"Never trust anyone who has not
brought a book with them"
I was drawn to this book, expecting the best of fictional scandals given the title. The story begins with a young Albertina Hultgren traversing the seas from Sweden to America with her mother, aunt, and uncle. Immediately the themes of “family is a blessing” and “love trumps all” are apparent. Albertina mourns the recent loss of her father, a death that catapulted her and her family into the foreign environment of New Jersey. Albertina’s first few years as a Swedish immigrant are composed of nostalgia for her homeland and the magical tales that were told to her by her father. However, the introduction to the famous married sculptor Augustus Saint-Gaudens serves as the catalyst for a completely new and exciting, yet untraditional life as the model Davida Johnson Clark.
Although the book is not written as an epistolary, the story reads as an intimate look into the heart and mind of Karen Ingalls’ protagonist. As I read I could sense her developing maturity, yet the innocence that characterized her from the beginning was never lost. What made this story enjoyable was the fact that I felt a connection to Davida Johnson Clark. She was a woman led by love, not just for Augustus Saint-Gaudens, but also by the love for her family. Her patience was immeasurable, her soul sincere, and her dedication to the passionate Augustus remarkable.

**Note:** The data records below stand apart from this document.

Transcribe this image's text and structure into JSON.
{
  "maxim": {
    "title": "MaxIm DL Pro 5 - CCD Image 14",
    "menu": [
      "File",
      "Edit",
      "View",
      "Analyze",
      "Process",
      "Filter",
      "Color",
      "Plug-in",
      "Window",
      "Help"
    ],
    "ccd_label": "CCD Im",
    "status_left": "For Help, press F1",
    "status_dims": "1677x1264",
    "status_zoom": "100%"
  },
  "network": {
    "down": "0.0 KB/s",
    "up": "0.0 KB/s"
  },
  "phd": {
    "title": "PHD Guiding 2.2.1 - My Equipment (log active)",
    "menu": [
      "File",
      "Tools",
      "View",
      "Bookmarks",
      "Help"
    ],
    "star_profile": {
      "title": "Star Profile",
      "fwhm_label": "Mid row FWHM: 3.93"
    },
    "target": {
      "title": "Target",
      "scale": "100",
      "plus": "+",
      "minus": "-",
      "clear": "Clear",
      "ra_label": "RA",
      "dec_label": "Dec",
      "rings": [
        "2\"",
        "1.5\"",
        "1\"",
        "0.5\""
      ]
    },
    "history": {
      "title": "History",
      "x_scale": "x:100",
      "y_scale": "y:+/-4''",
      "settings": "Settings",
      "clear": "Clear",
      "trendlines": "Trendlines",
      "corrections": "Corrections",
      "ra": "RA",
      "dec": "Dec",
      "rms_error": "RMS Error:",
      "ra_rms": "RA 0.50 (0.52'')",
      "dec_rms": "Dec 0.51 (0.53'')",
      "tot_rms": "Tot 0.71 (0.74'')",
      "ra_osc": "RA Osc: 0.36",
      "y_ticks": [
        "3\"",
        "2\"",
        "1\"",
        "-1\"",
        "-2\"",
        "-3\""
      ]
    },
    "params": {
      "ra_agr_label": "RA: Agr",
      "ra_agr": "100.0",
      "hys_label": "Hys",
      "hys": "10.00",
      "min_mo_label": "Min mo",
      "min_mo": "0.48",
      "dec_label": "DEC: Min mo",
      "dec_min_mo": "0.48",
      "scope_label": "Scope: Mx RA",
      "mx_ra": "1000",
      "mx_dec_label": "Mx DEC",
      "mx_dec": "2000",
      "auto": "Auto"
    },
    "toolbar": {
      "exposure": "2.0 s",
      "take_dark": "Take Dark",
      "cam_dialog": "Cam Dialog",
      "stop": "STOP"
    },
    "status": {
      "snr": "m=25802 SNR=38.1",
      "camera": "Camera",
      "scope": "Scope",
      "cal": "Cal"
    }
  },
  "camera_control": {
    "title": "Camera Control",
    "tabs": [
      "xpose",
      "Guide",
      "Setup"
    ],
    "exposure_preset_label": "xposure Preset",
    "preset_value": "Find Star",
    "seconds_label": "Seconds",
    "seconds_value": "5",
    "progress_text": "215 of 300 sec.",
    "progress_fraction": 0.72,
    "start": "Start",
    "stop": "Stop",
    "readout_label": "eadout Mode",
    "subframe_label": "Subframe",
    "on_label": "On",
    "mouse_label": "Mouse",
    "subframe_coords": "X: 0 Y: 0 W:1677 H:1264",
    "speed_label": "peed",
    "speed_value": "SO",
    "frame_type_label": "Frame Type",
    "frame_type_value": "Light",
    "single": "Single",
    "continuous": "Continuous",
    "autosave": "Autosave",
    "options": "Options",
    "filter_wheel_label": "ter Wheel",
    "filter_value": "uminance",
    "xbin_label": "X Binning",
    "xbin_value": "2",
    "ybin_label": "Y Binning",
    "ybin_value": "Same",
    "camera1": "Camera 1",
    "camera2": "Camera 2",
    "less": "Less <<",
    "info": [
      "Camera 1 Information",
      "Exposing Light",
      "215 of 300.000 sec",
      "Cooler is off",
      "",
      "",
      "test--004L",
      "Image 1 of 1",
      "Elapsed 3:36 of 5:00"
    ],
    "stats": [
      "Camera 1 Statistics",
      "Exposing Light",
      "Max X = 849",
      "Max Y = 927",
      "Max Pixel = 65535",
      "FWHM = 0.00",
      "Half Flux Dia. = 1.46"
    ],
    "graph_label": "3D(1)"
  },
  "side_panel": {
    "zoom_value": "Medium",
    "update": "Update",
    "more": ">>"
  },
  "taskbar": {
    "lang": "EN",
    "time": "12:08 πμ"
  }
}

As a novel categorized as historical fiction, I did feel like there could have been more context to supply the story with authenticity. There were plenty of facts about the art exhibitions and Augustus Gaudens’ artistic process; however, there was no real cultural details that illustrated how alarming a relationship of this nature was at the time. I would like to have been given the tools with which to build a more vivid picture of Ingalls’ world in my head, because I truly loved the characters that lived in it.
I loved her characters so much that I cried as I empathized with their tragedies. Moreover, I had come to rely on the company of the innkeeper Maria and the New York neighbor Helen much like Davida herself. The kinship between the women in the book comforted me, and the course of events these women went through left me teary-eyed. While I wish that the book ended happily, the reality of the lives of Davida Johnson Clark and Augustus Saint-Gaudens was bittersweet and riddled with complications. What began as an affair of the body inevitably ended as an affair of the heart.